Une véritable expérience
L'équipe éditoriale de Caccia Passione a souvent abordé la question du nourrissage de la faune sauvage, donnant la parole aux autorités des parcs, aux associations et à la communauté des chasseurs. Ce sujet est plus que jamais d'actualité, et nous ne pouvions donc passer sous silence les propos de… Stefano CastellaniCastellani, un jeune chasseur romain très suivi sur les réseaux sociaux, a partagé cette réflexion avec nous.

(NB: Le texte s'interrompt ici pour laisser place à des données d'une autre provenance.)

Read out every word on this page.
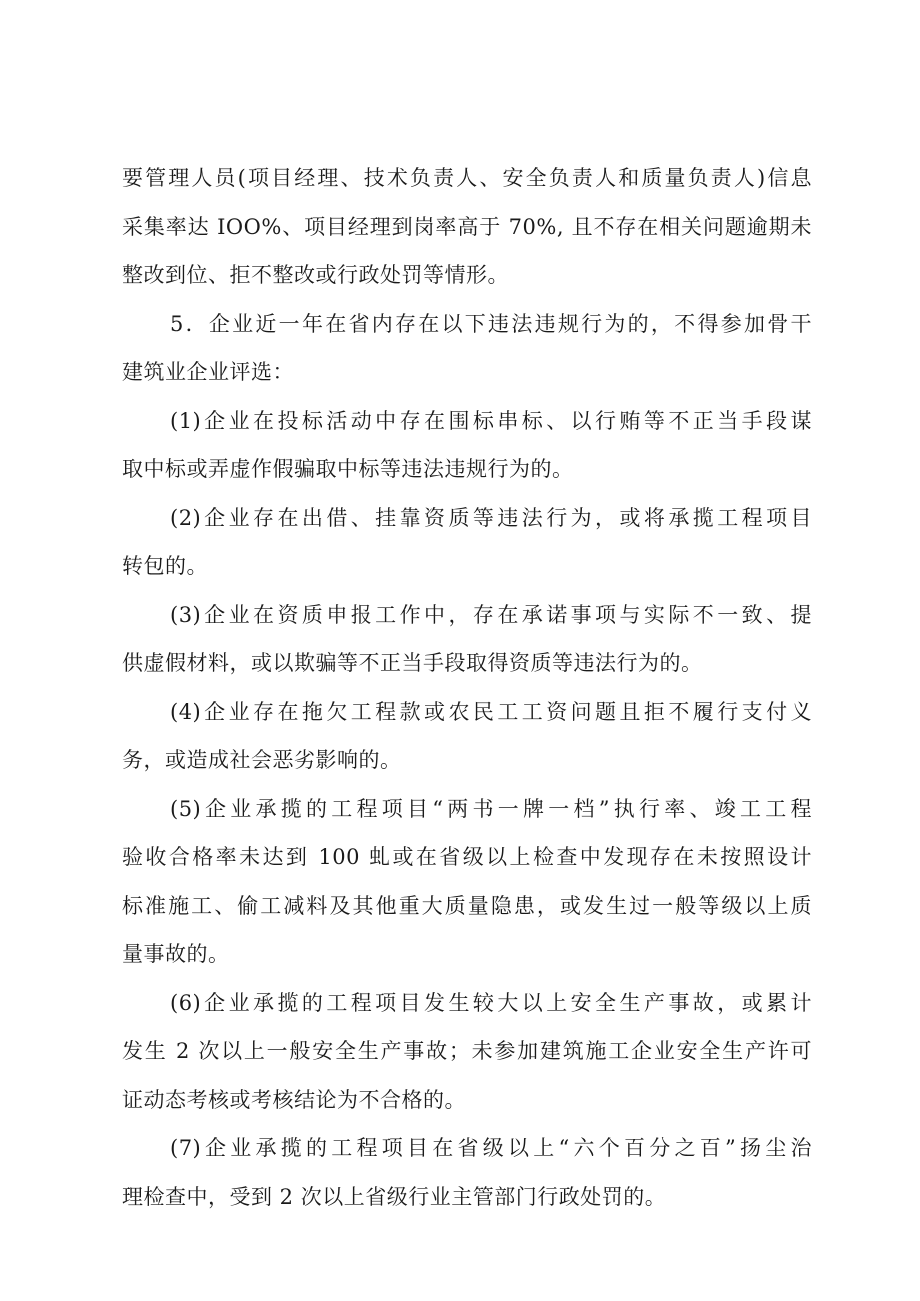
要管理人员(项目经理、技术负责人、安全负责人和质量负责人)信息
采集率达 IOO%、项目经理到岗率高于 70%, 且不存在相关问题逾期未
整改到位、拒不整改或行政处罚等情形。
5．企业近一年在省内存在以下违法违规行为的，不得参加骨干
建筑业企业评选：
(1)企业在投标活动中存在围标串标、以行贿等不正当手段谋
取中标或弄虚作假骗取中标等违法违规行为的。
(2)企业存在出借、挂靠资质等违法行为，或将承揽工程项目
转包的。
(3)企业在资质申报工作中，存在承诺事项与实际不一致、提
供虚假材料，或以欺骗等不正当手段取得资质等违法行为的。
(4)企业存在拖欠工程款或农民工工资问题且拒不履行支付义
务，或造成社会恶劣影响的。
(5)企业承揽的工程项目“两书一牌一档”执行率、竣工工程
验收合格率未达到 100 虬或在省级以上检查中发现存在未按照设计
标准施工、偷工减料及其他重大质量隐患，或发生过一般等级以上质
量事故的。
(6)企业承揽的工程项目发生较大以上安全生产事故，或累计
发生 2 次以上一般安全生产事故；未参加建筑施工企业安全生产许可
证动态考核或考核结论为不合格的。
(7)企业承揽的工程项目在省级以上“六个百分之百”扬尘治
理检查中，受到 2 次以上省级行业主管部门行政处罚的。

Elle s'inspire d'une expérience réelle, vécue par une personne de son entourage. Que s'est-il passé exactement ?
Les soi-disant amoureux de la nature
Voici ce qu'il nous a dit : «Ces dernières années, nombreux sont ceux qui, se disant amoureux de la nature, se sont mis à nourrir des animaux sauvages comme les renards et les sangliers. C'est d'ailleurs devenu un spectacle malheureusement très courant, surtout en périphérie des grandes villes, comme si ce qu'ils parviennent à se procurer dans nos poubelles ne leur suffisait pas. Mais sommes-nous certains que nourrir la faune sauvage est légal et, plus important encore, que cela lui soit bénéfique ? ».
Ce que dit la loi
Selon Castellani, ces épisodes isolés sont désormais devenus une habitude dangereuse : «La loi 157/92 est claire : nourrir les animaux sauvages est interdit. Il ne s’agit pas des conditions météorologiques extrêmes (neige, verglas, sécheresse) où les animaux peinent à trouver de l’eau et de la nourriture, ni des miettes tombées de la nappe après un déjeuner dominical. Malheureusement, ce qui devrait être considéré comme une mauvaise habitude tend à devenir presque normal, et il n’est pas rare que des disputes éclatent lorsqu’on le fait remarquer aux « bienfaiteurs » du moment..
Les conséquences inévitables
Malheureusement, les risques sont imminents : «Outre le fait d'être interdit par la loi et de causer des problèmes de coexistence en réduisant la distance entre les humains et les animaux, nourrir les animaux sauvages peut entraîner des problèmes de santé (la transformation et la préparation de nos aliments ne sont pas idéales pour les animaux habitués à autre chose) et provoquer des changements de comportement, car les animaux, en s'habituant, perdent progressivement leur capacité à se nourrir par eux-mêmes. En conclusion, « aimer la nature » signifie aussi respecter son caractère sauvage ! Nourrir un animal sauvage qui n'est pas en difficulté revient souvent à le transformer en un animal semi-domestiqué, incapable de vivre dans le monde humain, ce qui l'affaiblit et compromet partiellement son existence. ».